Jusque là, on comprend. Comme c’est toujours le cas, des produits financiers sont créés pour permettre aux prêteurs d’avoir des liquidités. Ces produits, vendus à des investisseurs, sont donc garantis par les hypothèques, quelles soient à risque ou non.

Ces produits sont aussi garantis par d’autres types de crédit. Lorsque les prêteurs font faillite, les fonds associés aux hypothèques en question perdent de la valeur et de l’intérêt. Les émetteurs de ces fonds se retrouvent alors dans une situation périlleuse: ils ne trouvent plus d’acheteurs, ils manquent de liquidités… et la panique s’installe à bord. Vous me suivez?

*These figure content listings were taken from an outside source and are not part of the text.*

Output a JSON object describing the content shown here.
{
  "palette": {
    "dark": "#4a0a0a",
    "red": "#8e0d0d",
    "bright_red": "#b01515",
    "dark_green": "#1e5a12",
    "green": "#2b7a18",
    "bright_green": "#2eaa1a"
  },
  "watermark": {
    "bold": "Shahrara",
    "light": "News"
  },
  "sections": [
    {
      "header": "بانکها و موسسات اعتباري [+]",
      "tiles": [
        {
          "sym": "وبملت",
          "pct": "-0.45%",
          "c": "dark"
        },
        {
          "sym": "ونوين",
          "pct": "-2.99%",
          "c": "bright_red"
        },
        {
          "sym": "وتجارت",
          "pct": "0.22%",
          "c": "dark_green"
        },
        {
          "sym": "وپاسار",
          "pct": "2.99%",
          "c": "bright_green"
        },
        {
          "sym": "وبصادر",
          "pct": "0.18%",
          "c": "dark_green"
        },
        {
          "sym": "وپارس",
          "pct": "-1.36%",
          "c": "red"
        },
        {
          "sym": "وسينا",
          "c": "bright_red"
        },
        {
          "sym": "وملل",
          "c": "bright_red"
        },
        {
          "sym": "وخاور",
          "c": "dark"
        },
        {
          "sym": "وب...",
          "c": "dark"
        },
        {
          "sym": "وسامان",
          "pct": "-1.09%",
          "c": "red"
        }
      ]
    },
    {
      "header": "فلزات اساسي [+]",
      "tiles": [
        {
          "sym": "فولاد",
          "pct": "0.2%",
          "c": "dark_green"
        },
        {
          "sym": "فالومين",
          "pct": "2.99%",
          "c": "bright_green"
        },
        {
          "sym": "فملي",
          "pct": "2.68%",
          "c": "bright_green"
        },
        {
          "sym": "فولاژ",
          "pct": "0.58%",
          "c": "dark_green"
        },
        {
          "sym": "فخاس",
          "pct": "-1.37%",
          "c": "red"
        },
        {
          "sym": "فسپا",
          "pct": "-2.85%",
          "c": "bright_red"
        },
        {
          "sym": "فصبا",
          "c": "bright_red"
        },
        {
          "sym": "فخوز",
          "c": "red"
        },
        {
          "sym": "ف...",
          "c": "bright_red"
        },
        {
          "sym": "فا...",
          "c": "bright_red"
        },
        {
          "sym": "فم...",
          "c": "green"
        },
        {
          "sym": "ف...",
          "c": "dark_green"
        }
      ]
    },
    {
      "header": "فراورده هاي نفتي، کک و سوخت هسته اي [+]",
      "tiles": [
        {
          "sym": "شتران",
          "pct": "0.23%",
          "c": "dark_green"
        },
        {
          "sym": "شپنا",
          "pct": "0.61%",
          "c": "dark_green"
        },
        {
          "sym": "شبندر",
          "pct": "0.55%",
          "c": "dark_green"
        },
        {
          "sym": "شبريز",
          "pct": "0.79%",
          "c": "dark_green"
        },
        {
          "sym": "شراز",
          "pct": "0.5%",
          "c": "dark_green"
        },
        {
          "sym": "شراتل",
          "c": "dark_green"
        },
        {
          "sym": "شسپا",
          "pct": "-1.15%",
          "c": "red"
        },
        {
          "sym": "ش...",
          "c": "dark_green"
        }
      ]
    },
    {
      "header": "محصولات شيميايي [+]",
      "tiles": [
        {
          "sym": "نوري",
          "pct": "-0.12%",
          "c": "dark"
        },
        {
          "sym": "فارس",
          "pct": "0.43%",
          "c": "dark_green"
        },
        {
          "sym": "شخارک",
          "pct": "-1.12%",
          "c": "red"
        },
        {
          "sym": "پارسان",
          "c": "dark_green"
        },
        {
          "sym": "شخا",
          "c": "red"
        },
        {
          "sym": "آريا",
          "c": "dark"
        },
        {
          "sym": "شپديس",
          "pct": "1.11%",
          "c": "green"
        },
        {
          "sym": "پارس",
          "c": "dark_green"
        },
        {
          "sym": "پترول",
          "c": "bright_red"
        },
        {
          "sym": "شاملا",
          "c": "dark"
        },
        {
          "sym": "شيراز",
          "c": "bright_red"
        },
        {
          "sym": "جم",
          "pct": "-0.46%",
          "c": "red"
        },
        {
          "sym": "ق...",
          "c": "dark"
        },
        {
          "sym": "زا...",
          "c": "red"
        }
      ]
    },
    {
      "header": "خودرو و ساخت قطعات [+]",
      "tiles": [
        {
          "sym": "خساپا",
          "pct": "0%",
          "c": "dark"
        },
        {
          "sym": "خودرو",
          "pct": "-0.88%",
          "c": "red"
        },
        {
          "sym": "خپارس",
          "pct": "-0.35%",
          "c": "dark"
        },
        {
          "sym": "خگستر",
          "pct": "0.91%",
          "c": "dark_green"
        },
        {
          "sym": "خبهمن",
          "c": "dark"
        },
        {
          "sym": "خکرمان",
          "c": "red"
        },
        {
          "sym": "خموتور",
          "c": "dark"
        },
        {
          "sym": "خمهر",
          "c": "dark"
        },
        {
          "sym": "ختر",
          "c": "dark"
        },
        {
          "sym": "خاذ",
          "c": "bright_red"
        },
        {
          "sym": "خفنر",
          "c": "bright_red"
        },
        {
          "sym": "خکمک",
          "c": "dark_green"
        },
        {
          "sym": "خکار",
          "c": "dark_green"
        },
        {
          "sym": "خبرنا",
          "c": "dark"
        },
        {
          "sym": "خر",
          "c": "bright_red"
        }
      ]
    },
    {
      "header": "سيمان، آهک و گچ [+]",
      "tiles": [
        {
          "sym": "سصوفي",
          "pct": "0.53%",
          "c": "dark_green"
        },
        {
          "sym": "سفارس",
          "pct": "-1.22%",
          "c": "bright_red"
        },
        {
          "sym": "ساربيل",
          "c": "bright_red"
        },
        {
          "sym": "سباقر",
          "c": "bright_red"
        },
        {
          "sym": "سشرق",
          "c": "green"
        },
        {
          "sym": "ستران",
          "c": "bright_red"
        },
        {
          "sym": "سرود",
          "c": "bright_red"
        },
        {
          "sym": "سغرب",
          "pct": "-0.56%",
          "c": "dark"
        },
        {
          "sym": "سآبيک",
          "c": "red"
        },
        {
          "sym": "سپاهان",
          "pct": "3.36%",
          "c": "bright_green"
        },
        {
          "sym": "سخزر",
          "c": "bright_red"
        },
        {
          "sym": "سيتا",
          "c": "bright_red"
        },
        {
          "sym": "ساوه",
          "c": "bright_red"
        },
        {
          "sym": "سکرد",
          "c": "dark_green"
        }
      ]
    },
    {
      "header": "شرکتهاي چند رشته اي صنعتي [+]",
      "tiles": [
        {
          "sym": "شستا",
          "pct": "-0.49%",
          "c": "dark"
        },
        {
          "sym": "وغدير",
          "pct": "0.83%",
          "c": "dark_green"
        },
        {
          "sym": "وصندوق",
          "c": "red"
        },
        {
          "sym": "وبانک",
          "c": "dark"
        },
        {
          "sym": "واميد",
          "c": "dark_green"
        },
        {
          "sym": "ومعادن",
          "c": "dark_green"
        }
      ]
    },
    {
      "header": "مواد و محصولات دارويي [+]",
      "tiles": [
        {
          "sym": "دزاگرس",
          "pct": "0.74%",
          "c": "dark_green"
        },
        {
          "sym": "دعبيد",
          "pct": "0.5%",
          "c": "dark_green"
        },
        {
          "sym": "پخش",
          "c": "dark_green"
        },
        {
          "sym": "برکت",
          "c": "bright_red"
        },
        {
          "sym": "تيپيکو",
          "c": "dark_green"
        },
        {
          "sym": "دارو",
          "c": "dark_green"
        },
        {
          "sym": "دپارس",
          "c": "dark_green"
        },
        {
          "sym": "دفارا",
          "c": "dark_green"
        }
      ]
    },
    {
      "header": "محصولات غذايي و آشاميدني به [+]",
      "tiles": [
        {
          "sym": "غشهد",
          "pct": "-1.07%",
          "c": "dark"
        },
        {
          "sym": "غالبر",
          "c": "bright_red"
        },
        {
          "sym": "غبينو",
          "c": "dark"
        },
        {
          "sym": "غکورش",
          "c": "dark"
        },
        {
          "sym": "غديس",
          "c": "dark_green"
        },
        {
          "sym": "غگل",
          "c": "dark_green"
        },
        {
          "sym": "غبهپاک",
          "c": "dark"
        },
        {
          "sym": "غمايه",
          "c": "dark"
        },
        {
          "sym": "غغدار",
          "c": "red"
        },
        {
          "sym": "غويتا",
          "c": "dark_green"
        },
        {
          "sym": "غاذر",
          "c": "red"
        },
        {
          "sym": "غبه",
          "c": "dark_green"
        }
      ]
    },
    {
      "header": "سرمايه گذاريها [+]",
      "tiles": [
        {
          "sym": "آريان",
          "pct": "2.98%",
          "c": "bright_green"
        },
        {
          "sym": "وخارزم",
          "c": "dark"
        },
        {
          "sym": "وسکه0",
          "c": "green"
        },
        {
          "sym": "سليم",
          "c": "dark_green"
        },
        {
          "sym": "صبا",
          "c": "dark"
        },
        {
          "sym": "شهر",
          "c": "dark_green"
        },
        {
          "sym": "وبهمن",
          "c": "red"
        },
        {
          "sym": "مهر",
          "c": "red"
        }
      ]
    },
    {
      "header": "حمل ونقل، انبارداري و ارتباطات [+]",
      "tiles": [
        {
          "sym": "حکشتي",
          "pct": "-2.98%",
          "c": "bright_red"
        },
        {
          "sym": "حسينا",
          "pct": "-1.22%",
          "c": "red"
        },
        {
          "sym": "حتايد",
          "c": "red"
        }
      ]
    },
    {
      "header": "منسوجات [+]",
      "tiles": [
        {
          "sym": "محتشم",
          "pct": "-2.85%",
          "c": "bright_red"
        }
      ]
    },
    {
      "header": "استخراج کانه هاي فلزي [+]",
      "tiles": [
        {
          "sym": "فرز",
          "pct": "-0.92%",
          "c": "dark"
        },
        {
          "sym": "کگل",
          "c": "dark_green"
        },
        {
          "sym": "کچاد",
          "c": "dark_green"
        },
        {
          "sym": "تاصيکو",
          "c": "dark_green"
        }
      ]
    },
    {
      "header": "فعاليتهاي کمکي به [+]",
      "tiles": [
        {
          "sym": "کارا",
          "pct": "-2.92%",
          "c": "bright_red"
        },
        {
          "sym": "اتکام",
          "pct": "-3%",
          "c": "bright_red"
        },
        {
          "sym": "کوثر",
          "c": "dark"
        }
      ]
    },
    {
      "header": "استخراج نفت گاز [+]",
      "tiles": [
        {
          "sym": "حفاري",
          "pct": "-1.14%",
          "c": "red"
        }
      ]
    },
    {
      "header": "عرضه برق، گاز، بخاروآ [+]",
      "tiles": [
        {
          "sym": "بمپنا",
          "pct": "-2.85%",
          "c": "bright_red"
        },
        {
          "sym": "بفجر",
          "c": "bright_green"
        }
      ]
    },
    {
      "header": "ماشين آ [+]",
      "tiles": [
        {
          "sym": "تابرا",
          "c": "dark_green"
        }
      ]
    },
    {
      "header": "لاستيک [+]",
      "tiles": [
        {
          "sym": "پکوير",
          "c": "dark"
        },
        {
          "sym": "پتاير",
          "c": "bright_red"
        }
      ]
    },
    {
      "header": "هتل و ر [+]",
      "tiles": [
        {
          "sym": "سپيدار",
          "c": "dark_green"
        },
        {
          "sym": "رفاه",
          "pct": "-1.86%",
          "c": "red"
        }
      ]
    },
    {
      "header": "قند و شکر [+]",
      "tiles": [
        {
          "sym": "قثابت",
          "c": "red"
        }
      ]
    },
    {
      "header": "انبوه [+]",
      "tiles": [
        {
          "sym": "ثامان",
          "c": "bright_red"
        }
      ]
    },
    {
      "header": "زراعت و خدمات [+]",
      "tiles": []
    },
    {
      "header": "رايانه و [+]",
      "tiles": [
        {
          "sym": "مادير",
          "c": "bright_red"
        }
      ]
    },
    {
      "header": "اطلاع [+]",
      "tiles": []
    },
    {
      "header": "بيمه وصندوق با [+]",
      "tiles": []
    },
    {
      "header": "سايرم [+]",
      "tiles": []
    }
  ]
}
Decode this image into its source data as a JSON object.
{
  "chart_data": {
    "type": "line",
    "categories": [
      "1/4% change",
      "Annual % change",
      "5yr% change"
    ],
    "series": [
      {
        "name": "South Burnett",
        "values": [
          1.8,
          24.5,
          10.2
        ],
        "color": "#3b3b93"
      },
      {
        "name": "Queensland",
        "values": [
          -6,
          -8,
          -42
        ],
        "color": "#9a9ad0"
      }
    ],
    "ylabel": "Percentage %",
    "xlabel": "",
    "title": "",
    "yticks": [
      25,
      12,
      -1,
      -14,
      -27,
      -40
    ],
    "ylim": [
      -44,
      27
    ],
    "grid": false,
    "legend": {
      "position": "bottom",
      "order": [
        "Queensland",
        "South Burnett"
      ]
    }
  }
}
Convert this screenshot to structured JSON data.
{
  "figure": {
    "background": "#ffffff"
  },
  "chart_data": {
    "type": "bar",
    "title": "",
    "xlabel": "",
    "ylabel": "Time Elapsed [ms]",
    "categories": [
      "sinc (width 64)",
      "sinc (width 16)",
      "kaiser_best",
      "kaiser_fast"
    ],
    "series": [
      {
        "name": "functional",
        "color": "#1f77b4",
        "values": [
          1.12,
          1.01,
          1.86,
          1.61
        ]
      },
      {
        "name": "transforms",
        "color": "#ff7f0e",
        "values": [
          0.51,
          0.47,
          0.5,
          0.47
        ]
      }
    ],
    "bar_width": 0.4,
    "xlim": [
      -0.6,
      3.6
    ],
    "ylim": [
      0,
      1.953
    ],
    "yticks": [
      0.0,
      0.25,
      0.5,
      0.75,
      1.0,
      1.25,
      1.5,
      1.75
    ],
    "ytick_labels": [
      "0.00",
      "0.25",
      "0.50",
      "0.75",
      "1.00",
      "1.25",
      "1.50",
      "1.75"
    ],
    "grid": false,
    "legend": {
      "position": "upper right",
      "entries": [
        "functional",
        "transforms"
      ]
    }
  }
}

Les banques centrales doivent intervenir pour injecter des fonds et permettre aux émetteurs de vendre leurs fonds. Des avoirs sont gelés pour éviter que tout le monde retire son argent des fonds en question. Et, ce qui est une crise du crédit hypothécaire à risque se transforme en crise de liquidité, en crise financière, boursière, une crise de confiance… et peut-être que cette panique peut se répercuter sur d’autres secteurs de l’économie.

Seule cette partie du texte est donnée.